Transmission of Hepatitis A
How does hepatitis A spread?
Hepatitis A is a communicable (or contagious) disease that is acquired primarily by the fecal oral route either from person to person or through contaminated food or water.
Food-related outbreaks are most commonly associated with contamination of food during preparation by an HAV-infected food handler. The food handler may not recognize they are contagious or ill because the peak time of infectivity—that is, when the most virus is present in the stool of an infected individual—occurs during the two weeks before symptoms begin
Figure 1. Hepatitis A outbreaks associated with shellfish, worldwide, from 1956 to 2016.
Fresh produce contaminated during cultivation, harvesting, processing, and distribution has also been a source of hepatitis A infections. In 1997, frozen strawberries were the source of a hepatitis A outbreak in five states and, in 2016, were the source of a hepatitis A outbreak in nine states. In 2003, fresh green onions were identified as the source of a hepatitis A outbreak traced to consumption of food at a Pennsylvania restaurant. Other produce, such as blueberries, lettuce, blackberries, and pomegranate seeds, has been associated with hepatitis A outbreaks in the U.S. as well as in other developed countries.
Figure 2. Hepatitis A outbreaks associated with fresh, frozen, and minimally processed produce, worldwide, from 1983 to 2016.
HAV is relatively stable and can survive for several hours on fingertips and hands, and up to two months on dry surfaces.
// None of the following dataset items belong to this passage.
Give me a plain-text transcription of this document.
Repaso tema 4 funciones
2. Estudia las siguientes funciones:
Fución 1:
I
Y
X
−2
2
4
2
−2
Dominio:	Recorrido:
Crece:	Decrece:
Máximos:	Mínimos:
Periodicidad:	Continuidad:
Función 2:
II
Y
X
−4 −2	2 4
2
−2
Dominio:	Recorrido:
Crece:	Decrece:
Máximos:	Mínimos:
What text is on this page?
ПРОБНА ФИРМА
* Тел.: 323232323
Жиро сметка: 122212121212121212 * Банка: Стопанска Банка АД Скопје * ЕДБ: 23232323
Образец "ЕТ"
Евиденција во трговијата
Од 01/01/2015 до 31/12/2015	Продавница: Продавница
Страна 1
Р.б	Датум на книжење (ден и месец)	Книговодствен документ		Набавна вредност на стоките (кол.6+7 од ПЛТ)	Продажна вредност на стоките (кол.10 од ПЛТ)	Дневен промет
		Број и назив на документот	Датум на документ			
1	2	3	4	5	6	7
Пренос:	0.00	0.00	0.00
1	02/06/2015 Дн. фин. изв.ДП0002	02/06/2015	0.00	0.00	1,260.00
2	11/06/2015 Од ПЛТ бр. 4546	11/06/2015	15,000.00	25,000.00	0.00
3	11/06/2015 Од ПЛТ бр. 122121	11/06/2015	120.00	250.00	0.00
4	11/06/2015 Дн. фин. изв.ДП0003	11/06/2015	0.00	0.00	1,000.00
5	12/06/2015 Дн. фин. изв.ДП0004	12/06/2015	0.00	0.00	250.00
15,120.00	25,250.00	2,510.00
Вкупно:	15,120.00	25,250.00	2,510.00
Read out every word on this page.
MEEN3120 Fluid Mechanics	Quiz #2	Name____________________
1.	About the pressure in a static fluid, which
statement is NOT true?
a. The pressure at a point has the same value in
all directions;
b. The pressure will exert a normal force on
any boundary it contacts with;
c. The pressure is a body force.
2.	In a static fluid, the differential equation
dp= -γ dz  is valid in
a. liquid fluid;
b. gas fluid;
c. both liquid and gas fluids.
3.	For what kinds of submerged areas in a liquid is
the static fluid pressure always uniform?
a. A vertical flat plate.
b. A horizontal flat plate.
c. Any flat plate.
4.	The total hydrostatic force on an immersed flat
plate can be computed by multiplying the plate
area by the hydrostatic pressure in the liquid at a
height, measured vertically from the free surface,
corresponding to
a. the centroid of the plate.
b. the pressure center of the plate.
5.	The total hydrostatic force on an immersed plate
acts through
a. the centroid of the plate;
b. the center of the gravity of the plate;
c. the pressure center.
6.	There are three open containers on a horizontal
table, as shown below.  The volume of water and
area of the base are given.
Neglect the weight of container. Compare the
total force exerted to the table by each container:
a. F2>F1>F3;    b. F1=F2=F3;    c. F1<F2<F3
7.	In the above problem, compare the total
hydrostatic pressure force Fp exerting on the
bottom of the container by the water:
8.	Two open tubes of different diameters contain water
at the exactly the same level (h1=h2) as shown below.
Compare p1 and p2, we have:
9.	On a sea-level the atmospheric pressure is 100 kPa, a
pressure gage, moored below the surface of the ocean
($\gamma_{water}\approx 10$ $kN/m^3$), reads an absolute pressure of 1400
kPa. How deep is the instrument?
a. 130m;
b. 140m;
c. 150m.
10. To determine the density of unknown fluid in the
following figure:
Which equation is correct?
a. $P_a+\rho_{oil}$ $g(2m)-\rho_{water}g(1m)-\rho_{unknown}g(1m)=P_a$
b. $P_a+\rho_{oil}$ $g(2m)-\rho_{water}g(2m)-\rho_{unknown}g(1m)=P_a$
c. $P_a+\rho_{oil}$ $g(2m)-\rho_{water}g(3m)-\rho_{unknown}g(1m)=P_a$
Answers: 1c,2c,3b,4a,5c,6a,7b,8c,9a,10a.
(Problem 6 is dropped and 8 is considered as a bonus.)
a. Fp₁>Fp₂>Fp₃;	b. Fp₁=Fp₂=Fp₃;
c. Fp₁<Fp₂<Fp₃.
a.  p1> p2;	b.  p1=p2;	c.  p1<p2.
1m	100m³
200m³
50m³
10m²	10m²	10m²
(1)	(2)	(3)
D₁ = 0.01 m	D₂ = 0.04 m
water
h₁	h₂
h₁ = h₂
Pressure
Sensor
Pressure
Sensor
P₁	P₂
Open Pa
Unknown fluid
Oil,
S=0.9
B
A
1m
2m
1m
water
The virus can be inactivated by heating to 185°F (85°C) or higher for one minute, or disinfecting surfaces with a 1:100 dilution of sodium hypochlorite (household bleach) in tap water. It must be noted, however, that HAV can still be spread from cooked food if it is contaminated after cooking.
Although ingestion of contaminated food is a common means of spread for hepatitis A, the virus may also be spread by household contact among families or roommates, sexual contact, or less commonly, through blood-to-blood contact between persons sharing illicit drugs. Young children are often asymptomatic or have unrecognized infections, but they can infect their parents and other adults, as well as older children, who are more likely to exhibit symptoms.